What’s more, the evidence is used to justify government policies aimed at encouraging more small businesses to be established, such as those announced in the latest Budget. But according to new research by Professors David de Meza and David Webb, published in the latest issue of the Economic Journal, such conclusions do not follow at all. If anything, under laissez faire, there is a tendency to overlending. Banks cannot easily distinguish good prospects from poor and so offer similar terms to all. Hence, low quality entrepreneurs obtain excessively cheap finance and, were they charged a rate appropriate to their quality, some would not proceed.

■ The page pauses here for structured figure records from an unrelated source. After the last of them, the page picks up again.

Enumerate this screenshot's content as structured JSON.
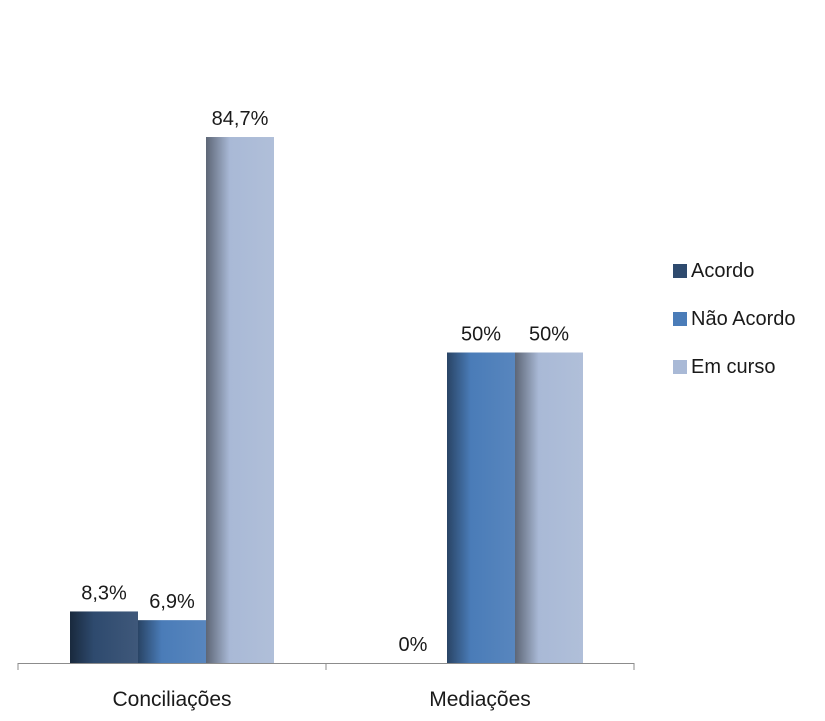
{
  "chart_data": {
    "type": "bar",
    "categories": [
      "Conciliações",
      "Mediações"
    ],
    "series": [
      {
        "name": "Acordo",
        "values": [
          8.3,
          0
        ],
        "labels": [
          "8,3%",
          "0%"
        ],
        "color": "#2e4a6e"
      },
      {
        "name": "Não Acordo",
        "values": [
          6.9,
          50
        ],
        "labels": [
          "6,9%",
          "50%"
        ],
        "color": "#4a7cb8"
      },
      {
        "name": "Em curso",
        "values": [
          84.7,
          50
        ],
        "labels": [
          "84,7%",
          "50%"
        ],
        "color": "#a9b9d6"
      }
    ],
    "ylim": [
      0,
      100
    ],
    "grid": false,
    "legend_position": "right"
  }
}
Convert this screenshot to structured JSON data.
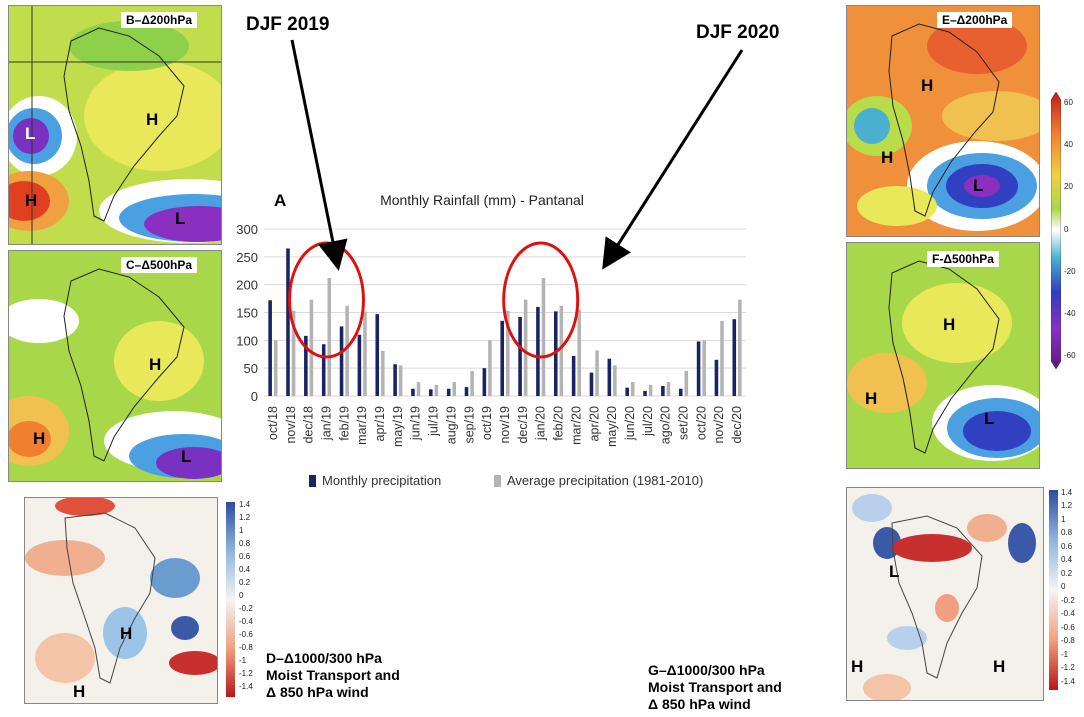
{
  "annotations": {
    "djf2019": "DJF 2019",
    "djf2020": "DJF 2020",
    "panel_a_letter": "A"
  },
  "panels": {
    "b_label": "B–Δ200hPa",
    "c_label": "C–Δ500hPa",
    "e_label": "E–Δ200hPa",
    "f_label": "F-Δ500hPa"
  },
  "pressure_marks": {
    "b": [
      "L",
      "H",
      "H",
      "L"
    ],
    "c": [
      "H",
      "H",
      "L"
    ],
    "e": [
      "H",
      "H",
      "L"
    ],
    "f": [
      "H",
      "H",
      "L"
    ],
    "d": [
      "H",
      "H"
    ],
    "g": [
      "L",
      "H",
      "H"
    ]
  },
  "colorbar_top": {
    "ticks": [
      "60",
      "40",
      "20",
      "0",
      "-20",
      "-40",
      "-60"
    ]
  },
  "colorbar_bottom": {
    "ticks": [
      "1.4",
      "1.2",
      "1",
      "0.8",
      "0.6",
      "0.4",
      "0.2",
      "0",
      "-0.2",
      "-0.4",
      "-0.6",
      "-0.8",
      "-1",
      "-1.2",
      "-1.4"
    ]
  },
  "captions": {
    "d": [
      "D–Δ1000/300 hPa",
      "Moist Transport and",
      "Δ 850 hPa wind"
    ],
    "g": [
      "G–Δ1000/300 hPa",
      "Moist Transport and",
      "Δ 850 hPa wind"
    ]
  },
  "colors": {
    "monthly": "#1a2463",
    "average": "#b4b4b4",
    "highlight": "#e01010"
  },
  "chart_data": {
    "type": "bar",
    "title": "Monthly Rainfall (mm) - Pantanal",
    "categories": [
      "oct/18",
      "nov/18",
      "dec/18",
      "jan/19",
      "feb/19",
      "mar/19",
      "apr/19",
      "may/19",
      "jun/19",
      "jul/19",
      "aug/19",
      "sep/19",
      "oct/19",
      "nov/19",
      "dec/19",
      "jan/20",
      "feb/20",
      "mar/20",
      "apr/20",
      "may/20",
      "jun/20",
      "jul/20",
      "ago/20",
      "set/20",
      "oct/20",
      "nov/20",
      "dec/20"
    ],
    "series": [
      {
        "name": "Monthly precipitation",
        "values": [
          172,
          265,
          108,
          93,
          125,
          110,
          147,
          57,
          13,
          12,
          13,
          16,
          50,
          135,
          142,
          160,
          152,
          72,
          42,
          67,
          15,
          9,
          18,
          13,
          98,
          65,
          138
        ]
      },
      {
        "name": "Average precipitation (1981-2010)",
        "values": [
          100,
          153,
          173,
          212,
          162,
          152,
          81,
          55,
          25,
          20,
          25,
          45,
          100,
          153,
          173,
          212,
          162,
          155,
          82,
          55,
          25,
          20,
          25,
          45,
          100,
          135,
          173
        ]
      }
    ],
    "ylim": [
      0,
      300
    ],
    "yticks": [
      "0",
      "50",
      "100",
      "150",
      "200",
      "250",
      "300"
    ],
    "highlighted": [
      "jan/19",
      "jan/20"
    ],
    "xlabel": "",
    "ylabel": ""
  }
}
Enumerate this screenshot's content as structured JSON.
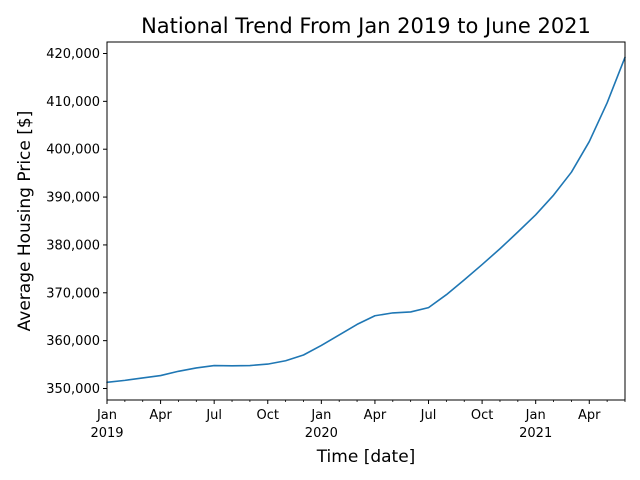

Collateral requirements help avoid the problem for, as the entrepreneur has a significant stake in the success of the business, fewer of those with low-quality projects seek funding. Moreover, these researchers demonstrate, collateral disciplines the borrower, counteracting a tendency to excessive risk-taking and insufficient effort once the loan is made. Even so, the systematic tendency for funding terms to reflect average performance makes it too easy for applicants with below average projects to get funds. The problem of overlending is further exacerbated by a well documented propensity to over-optimism by entrepreneurs, as discussed in earlier research in the Economic Journal (”The Borrowers” Curse”, March 1996) by Professor de Meza.
”Wealth, Enterprise and Credit Policy” by David de Meza and David Webb is published in the April 1999 issue of the Economic Journal. De Meza is at the University of Exeter; Webb at the London School of Economics.